Keeping New Yorkers in Their Homes 

  • Extension of the real property tax relief credit for three years and expanding eligibility;
  • $40 million for the Homeowners Protection Program (HOPP);
  • $140 million for the Public Housing Authorities outside of New York City;
  • Sales tax exemption for residential energy storage systems;
  • Creation of the Working Families Tax Credit for single taxpayers (making less than $75K) and married taxpayers filing jointly (making less than $130K).

Good Governance

  • Increase current earnings cap for public service retirees to $50K;
  • $945 million pay down the Unemployment Trust Fund deficit;
  • Support for the $120 million increase to Victim of Crime Act (VOCA) grants to victims and witness assistance providers.

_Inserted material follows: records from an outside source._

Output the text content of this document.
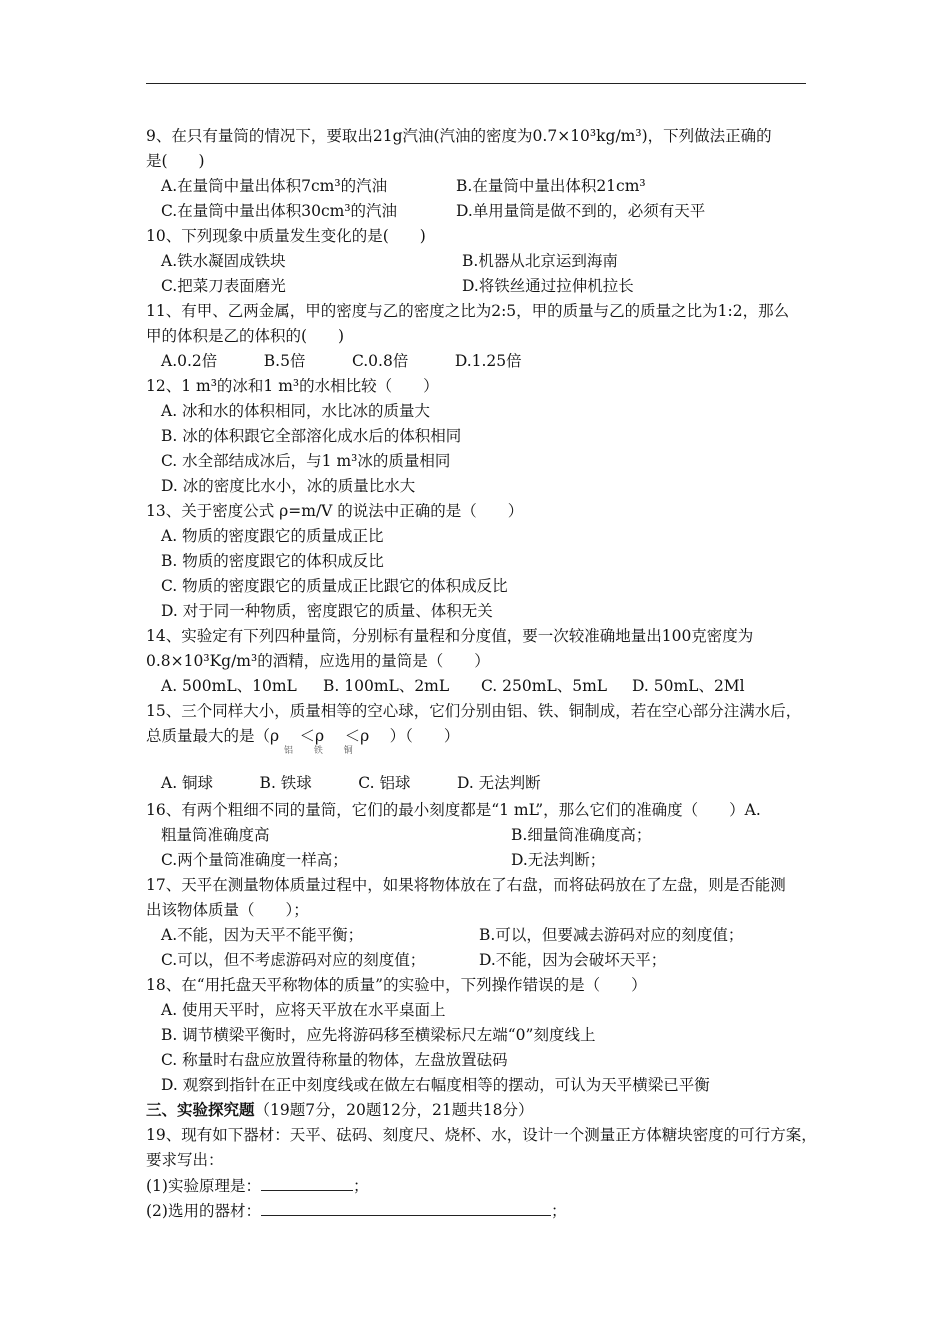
9、在只有量筒的情况下，要取出21g汽油(汽油的密度为0.7×10³kg/m³)，下列做法正确的
是(　　)
A.在量筒中量出体积7cm³的汽油	B.在量筒中量出体积21cm³
C.在量筒中量出体积30cm³的汽油	D.单用量筒是做不到的，必须有天平
10、下列现象中质量发生变化的是(　　)
A.铁水凝固成铁块	B.机器从北京运到海南
C.把菜刀表面磨光	D.将铁丝通过拉伸机拉长
11、有甲、乙两金属，甲的密度与乙的密度之比为2:5，甲的质量与乙的质量之比为1:2，那么
甲的体积是乙的体积的(　　)
A.0.2倍　　　B.5倍　　　C.0.8倍　　　D.1.25倍
12、1 m³的冰和1 m³的水相比较（　　）
A. 冰和水的体积相同，水比冰的质量大
B. 冰的体积跟它全部溶化成水后的体积相同
C. 水全部结成冰后，与1 m³冰的质量相同
D. 冰的密度比水小，冰的质量比水大
13、关于密度公式 ρ=m/V 的说法中正确的是（　　）
A. 物质的密度跟它的质量成正比
B. 物质的密度跟它的体积成反比
C. 物质的密度跟它的质量成正比跟它的体积成反比
D. 对于同一种物质，密度跟它的质量、体积无关
14、实验定有下列四种量筒，分别标有量程和分度值，要一次较准确地量出100克密度为
0.8×10³Kg/m³的酒精，应选用的量筒是（　　）
A. 500mL、10mL B. 100mL、2mL C. 250mL、5mL D. 50mL、2Ml
15、三个同样大小，质量相等的空心球，它们分别由铝、铁、铜制成，若在空心部分注满水后，
总质量最大的是（ρ　 ＜ρ　 ＜ρ　 ）（　　）
铝　　 铁　　 铜
A. 铜球　　　B. 铁球　　　C. 铝球　　　D. 无法判断
16、有两个粗细不同的量筒，它们的最小刻度都是“1 mL”，那么它们的准确度（　　）A.
粗量筒准确度高	B.细量筒准确度高；
C.两个量筒准确度一样高；	D.无法判断；
17、天平在测量物体质量过程中，如果将物体放在了右盘，而将砝码放在了左盘，则是否能测
出该物体质量（　　）；
A.不能，因为天平不能平衡；	B.可以，但要减去游码对应的刻度值；
C.可以，但不考虑游码对应的刻度值；	D.不能，因为会破坏天平；
18、在“用托盘天平称物体的质量”的实验中，下列操作错误的是（　　）
A. 使用天平时，应将天平放在水平桌面上
B. 调节横梁平衡时，应先将游码移至横梁标尺左端“0”刻度线上
C. 称量时右盘应放置待称量的物体，左盘放置砝码
D. 观察到指针在正中刻度线或在做左右幅度相等的摆动，可认为天平横梁已平衡
三、实验探究题（19题7分，20题12分，21题共18分）
19、现有如下器材：天平、砝码、刻度尺、烧杯、水，设计一个测量正方体糖块密度的可行方案，
要求写出：
(1)实验原理是：	；
(2)选用的器材：	；
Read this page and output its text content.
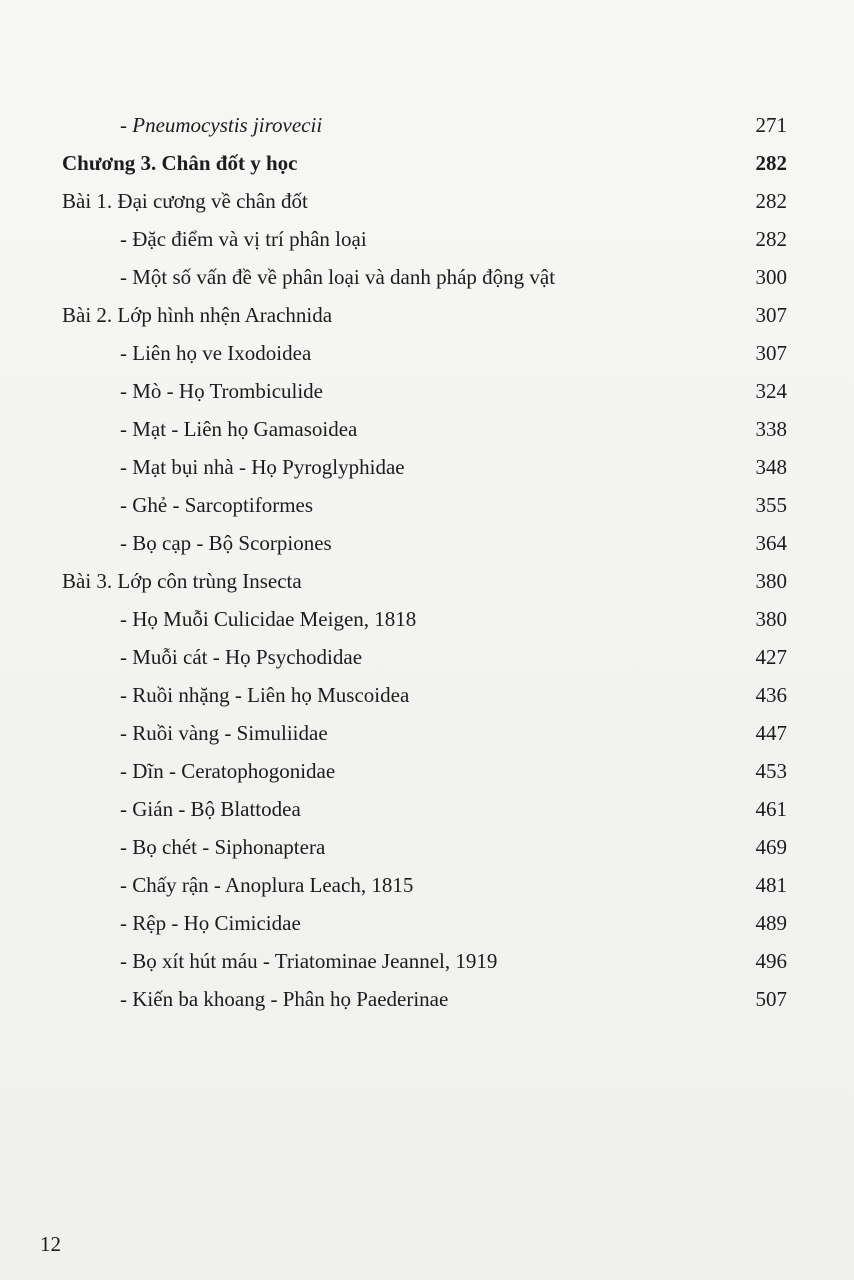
- Pneumocystis jirovecii	271
Chương 3. Chân đốt y học	282
Bài 1. Đại cương về chân đốt	282
- Đặc điểm và vị trí phân loại	282
- Một số vấn đề về phân loại và danh pháp động vật	300
Bài 2. Lớp hình nhện Arachnida	307
- Liên họ ve Ixodoidea	307
- Mò - Họ Trombiculide	324
- Mạt - Liên họ Gamasoidea	338
- Mạt bụi nhà - Họ Pyroglyphidae	348
- Ghẻ - Sarcoptiformes	355
- Bọ cạp - Bộ Scorpiones	364
Bài 3. Lớp côn trùng Insecta	380
- Họ Muỗi Culicidae Meigen, 1818	380
- Muỗi cát - Họ Psychodidae	427
- Ruồi nhặng - Liên họ Muscoidea	436
- Ruồi vàng - Simuliidae	447
- Dĩn - Ceratophogonidae	453
- Gián - Bộ Blattodea	461
- Bọ chét - Siphonaptera	469
- Chấy rận - Anoplura Leach, 1815	481
- Rệp - Họ Cimicidae	489
- Bọ xít hút máu - Triatominae Jeannel, 1919	496
- Kiến ba khoang - Phân họ Paederinae	507
12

First Responders / Military

  • $1.9 billion for financially distressed hospitals and safety-net hospitals--$600 million more than the Executive’s proposal;
  • $25 million for Volunteer Firefighter Capital Grants;
  • $3 million for Westchester Parkway Police;
  • Increase the Firefighter and Ambulance Worker Tax Credit to $800;
  • Establishes a 20-year retirement plan for DEC enforcement officers and Forest Rangers;
  • Expanded workers’ compensation coverage for work-related post-traumatic stress disorder (PTSD);
  • $8.3 million for the Dwyer Peer-to-Peer Veterans Program.


The Senate one-house budget also establishes a climate change cost recovery program to require fossil fuel companies that have contributed significantly to the buildup of greenhouse gases to remit payments to the state, which will be used for climate change adaptation expenditures.

Lastly, the one-house budget resolution advances language to add strict safeguards and oversight for governmental use of artificial intelligence (AI) tools and works to secure online privacy for all consumers by regulating collection, processing and sale of personal data by businesses, including heightened restrictions in regard to the data of minors.

“I am proud of the scope of what the Senate’s one-house budget resolution accomplishes and offer gratitude to Majority Leader Stewart-Cousins and my colleagues for their efforts in this regard,” said Harckham. “New York is at the forefront of meaningful and important progress in our nation. Our sound investments and proposals show that we are looking ahead in terms of safeguarding residents and solving problems with necessary diligence and resourcefulness.”